Currents -GC
I follow the path past fields dotted with dandelions, into a grove of thin black trunks, turn off down to the river, gold-lit and dark currents; a sign on a gate warning DANGER, RAPID CHANGES TO WATER FLOW. Further on a lichened-covered cairn, the early light green with spring. I climb ragged through a fence, sit on the river-bank amongst purple flowers, stems bending under cloud-headed thistles, bright yellow-petalled weeds, warming sun, the stillness of the sprawling house across the river. I set off again and pick up a companion on the way. Together we cross a bridge, at first ugly, then graceful when we turn to see girders curve gently across the river, a church spire with its cross high against the inconstant sky tending over supplicating warehouses of brick and glass.

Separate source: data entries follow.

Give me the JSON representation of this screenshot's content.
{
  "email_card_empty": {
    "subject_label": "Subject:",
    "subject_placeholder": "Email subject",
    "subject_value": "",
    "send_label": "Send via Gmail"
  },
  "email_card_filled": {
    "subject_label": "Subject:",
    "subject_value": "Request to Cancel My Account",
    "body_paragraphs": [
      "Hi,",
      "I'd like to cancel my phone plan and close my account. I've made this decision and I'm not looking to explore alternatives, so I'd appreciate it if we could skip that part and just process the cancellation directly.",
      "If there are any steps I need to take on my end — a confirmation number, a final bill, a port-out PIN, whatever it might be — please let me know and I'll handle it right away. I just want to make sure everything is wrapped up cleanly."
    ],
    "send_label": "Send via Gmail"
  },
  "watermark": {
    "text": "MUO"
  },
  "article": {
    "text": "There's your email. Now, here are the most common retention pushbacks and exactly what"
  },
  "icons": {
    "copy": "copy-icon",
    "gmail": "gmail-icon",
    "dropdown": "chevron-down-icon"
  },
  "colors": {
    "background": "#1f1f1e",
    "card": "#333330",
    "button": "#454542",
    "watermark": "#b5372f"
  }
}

The trick is knowing where to rest; a small pub, low ceiling with blackened beams, walls filled with pictures of coastal birds, a model of the Princess Anne, sunk with 700 drowned. A local newspaper on the counter headlining BED DELIVERED – UP LADDER. We sit away from the single slot machine and my new friend’s eyes fill with tears. “I used to come here as a boy,” he says and we lift our pints, drink a toast to the past and look down at the Thames emptying, changing tide revealing grey mud and rocks, geese settling for the evening on the pontoon.